Siete años sin Pappo

Por UNO

Guitarrista, cantante y compositor, creador de Pappos Blues  y Riff, integró grupos primigenios del rock nacional, como Los Gatos, Los Abuelos de la Nada o La Pesada del Rock and Roll, y llegó a tocar con músicos de la envergadura de John Bonham, Lemmy Kilmister y el legendario B. B. King. 

Había nacido en la localidad santafesina de Santa Isabel el 10 de marzo de 1950, pero su vida transcurrió y latió en el barrio La Paternal. En la madrugada del 25 de febrero de 2005, Norberto Napolitano fue atropellado por un auto en el kilómetro 71 de la ruta 5, en Luján, cuando manejaba su Harley, tras haberse resbalado cuando iba cerca de su hijo, Luciano, líder de la banda Lovorne. 

Tocó con B.B.King en el Madison Square Garden; compartió escenarios y estudios de grabación con Peter Green y Lemmy, líder de Motorhead, y dejó su sello también en Conexión N° 5 y en Manal.

"El Carpo" tenía ribetes temibles, que eran los más adorables a la vez, a veces por su humor tosco y otras por la crudeza de sus ideas, sobre todo musicales. Pappo no transaba con otra cosa que no fuese rock and roll. Creó el heavy argentino y pocos más que Ricardo Iorio pudieron rendirle debido homenaje. Con el blues hizo maravillas porque su guitarra no buscaba virtuosismo: fue un hito del buen gusto y la fuerza de las notas.

Tuvo el hit Mi Vieja gracias al programa de Tato Bores, y aunque él lo odiaba, admitía que le dio la popularidad tardía que hubiera merecido mucho antes.Tuvo su paso por Carola Casini, una novela donde Adrián Suar supo ver dotes actorales en El Carpo aunque casi hiciera de si mismo. Y vino Buscando Un Amor, el álbum más celebrado y quizás más prolijo de Pappo, aunque el boom hubiera sido con Blues local.

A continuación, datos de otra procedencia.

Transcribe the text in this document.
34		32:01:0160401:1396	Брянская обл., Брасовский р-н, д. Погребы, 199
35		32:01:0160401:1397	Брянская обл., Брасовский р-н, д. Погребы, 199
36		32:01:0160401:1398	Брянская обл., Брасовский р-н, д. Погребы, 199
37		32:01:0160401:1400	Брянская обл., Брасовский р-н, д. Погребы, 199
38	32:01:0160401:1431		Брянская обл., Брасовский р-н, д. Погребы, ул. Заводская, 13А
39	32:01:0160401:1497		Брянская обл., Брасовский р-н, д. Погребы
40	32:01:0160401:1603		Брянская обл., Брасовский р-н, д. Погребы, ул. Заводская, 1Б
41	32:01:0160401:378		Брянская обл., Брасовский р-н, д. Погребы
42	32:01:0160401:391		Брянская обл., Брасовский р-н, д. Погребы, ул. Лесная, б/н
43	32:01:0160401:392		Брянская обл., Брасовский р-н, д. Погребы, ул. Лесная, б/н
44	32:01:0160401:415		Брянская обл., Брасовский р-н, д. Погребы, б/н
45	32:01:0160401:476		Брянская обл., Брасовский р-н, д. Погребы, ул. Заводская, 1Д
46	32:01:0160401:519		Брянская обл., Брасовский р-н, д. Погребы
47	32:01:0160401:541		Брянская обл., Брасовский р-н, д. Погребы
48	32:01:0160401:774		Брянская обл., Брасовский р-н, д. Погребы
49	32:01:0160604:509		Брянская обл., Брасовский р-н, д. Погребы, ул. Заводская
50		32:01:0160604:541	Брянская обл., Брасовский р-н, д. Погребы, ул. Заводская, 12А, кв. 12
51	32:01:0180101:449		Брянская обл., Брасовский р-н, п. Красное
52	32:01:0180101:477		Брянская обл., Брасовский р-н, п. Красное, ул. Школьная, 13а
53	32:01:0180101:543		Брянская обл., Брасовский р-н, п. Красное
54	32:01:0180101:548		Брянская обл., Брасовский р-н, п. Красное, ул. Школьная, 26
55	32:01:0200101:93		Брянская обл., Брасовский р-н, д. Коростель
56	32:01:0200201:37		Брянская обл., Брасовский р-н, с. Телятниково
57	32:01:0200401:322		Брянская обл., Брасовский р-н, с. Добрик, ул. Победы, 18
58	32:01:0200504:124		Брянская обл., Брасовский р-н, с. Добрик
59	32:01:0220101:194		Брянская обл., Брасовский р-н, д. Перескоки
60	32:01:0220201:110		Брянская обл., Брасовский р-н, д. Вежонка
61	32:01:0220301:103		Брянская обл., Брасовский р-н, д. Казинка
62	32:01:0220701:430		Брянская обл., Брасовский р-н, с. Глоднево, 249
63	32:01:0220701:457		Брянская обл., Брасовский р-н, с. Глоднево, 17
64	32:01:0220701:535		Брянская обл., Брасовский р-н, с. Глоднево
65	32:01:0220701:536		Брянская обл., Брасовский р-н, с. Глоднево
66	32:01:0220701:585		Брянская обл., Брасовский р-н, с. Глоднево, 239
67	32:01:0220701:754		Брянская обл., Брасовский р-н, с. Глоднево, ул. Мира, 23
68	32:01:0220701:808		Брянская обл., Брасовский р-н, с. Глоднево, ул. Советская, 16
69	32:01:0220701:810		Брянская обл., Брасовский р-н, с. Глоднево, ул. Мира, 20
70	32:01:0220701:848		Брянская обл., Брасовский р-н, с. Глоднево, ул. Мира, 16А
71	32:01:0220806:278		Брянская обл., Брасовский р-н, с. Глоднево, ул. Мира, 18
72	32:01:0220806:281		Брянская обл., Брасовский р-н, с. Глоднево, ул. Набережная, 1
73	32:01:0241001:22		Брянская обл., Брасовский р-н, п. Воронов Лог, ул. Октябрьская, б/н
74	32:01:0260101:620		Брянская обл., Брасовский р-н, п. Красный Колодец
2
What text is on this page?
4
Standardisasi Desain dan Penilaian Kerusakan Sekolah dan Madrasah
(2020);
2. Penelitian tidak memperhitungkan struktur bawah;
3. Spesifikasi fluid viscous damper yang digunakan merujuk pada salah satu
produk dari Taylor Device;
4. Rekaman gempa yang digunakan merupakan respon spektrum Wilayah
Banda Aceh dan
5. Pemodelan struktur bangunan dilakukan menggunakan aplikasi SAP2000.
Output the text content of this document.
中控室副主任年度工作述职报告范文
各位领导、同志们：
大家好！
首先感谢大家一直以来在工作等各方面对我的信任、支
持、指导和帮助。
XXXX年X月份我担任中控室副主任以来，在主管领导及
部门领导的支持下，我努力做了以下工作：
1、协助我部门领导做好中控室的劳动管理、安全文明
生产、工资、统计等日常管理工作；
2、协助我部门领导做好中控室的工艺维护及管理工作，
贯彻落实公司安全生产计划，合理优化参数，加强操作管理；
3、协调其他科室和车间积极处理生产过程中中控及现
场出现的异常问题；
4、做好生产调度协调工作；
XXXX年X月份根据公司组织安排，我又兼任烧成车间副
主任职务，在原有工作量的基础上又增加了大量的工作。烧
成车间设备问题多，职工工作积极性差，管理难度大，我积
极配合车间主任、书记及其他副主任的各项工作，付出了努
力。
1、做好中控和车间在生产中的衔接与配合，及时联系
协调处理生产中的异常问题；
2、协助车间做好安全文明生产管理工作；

El Tren de la Hora 16, Hombre Suburbano, Susy Cadillac, Desconfío, pero también el colosal sonido de Riff quedan en la memoria de muchos. Como un dios, Pappo fue despedido por su culto, una caravana de motoqueros (y ciclistas y peatones) hasta el cementerio de La Chacarita al grito de un cerrado "Pappo no se va". Fue el día en que al más duro metalero le cayó un mar de lágrimas. 

La voz y las letras de Pappo fueron reconocidas en su justa medida por pocos o tardíamente. Mirá No detenga su motor, el sello Riff más emocionante, y a la vez letras que iban mucho más hondo de lo que parecía.

Hincha del Ciclón, de Gibson y de Harley Davidson, compartió su pasión por la grasa de motor, las mujeres, el wishky y las seis cuerdas. Desde su muerte, su historiade vida  llegó al papel gracias al profundo y leal trabajo de Sergio Marchi, en El Hombre Suburbano, cuyas ediciones se agotan una y otra vez, acaso porque entra en el mundo del Carpo con respeto a la esencia del artista y la persona que convivían en él. (Otra obra, de Fernando García y José Bellas, 100 veces Pappo, es en cambio más anecdótica y pasatista.)

Pappo intenso: Susy Cadillac (Riff)

Las mujeres morían por él. Se peleaba con amigos y enemigos. Fue a buscar inspiración a Inglaterra en años gloriosos y volvió. B.B. King lo salvó del alcoholismo, una enfermedad con la que Pappo luchó toda su vida. Coqueteó con los vicios, supo callar multitudes como volverlas encendidas, como durante los conciertos de Riff, que fueron prohibidos porque esos sonidos sencillamente desquiciaban a la gente en una época donde nada de eso se había oído antes. Amigo de Miguel Abuelo, peleaban con los hippies de Plaza Francia en épocas floridas pero oscuras de la Patria. 

Pappo fue el primer prócer del rock que se llevó el nuevo milenio. Hoy, siete años después, guiña una luz de cabaret, vibra una cuerda de Gibson, y llora el blues y el metal argentino. ¡Pappo, volvé!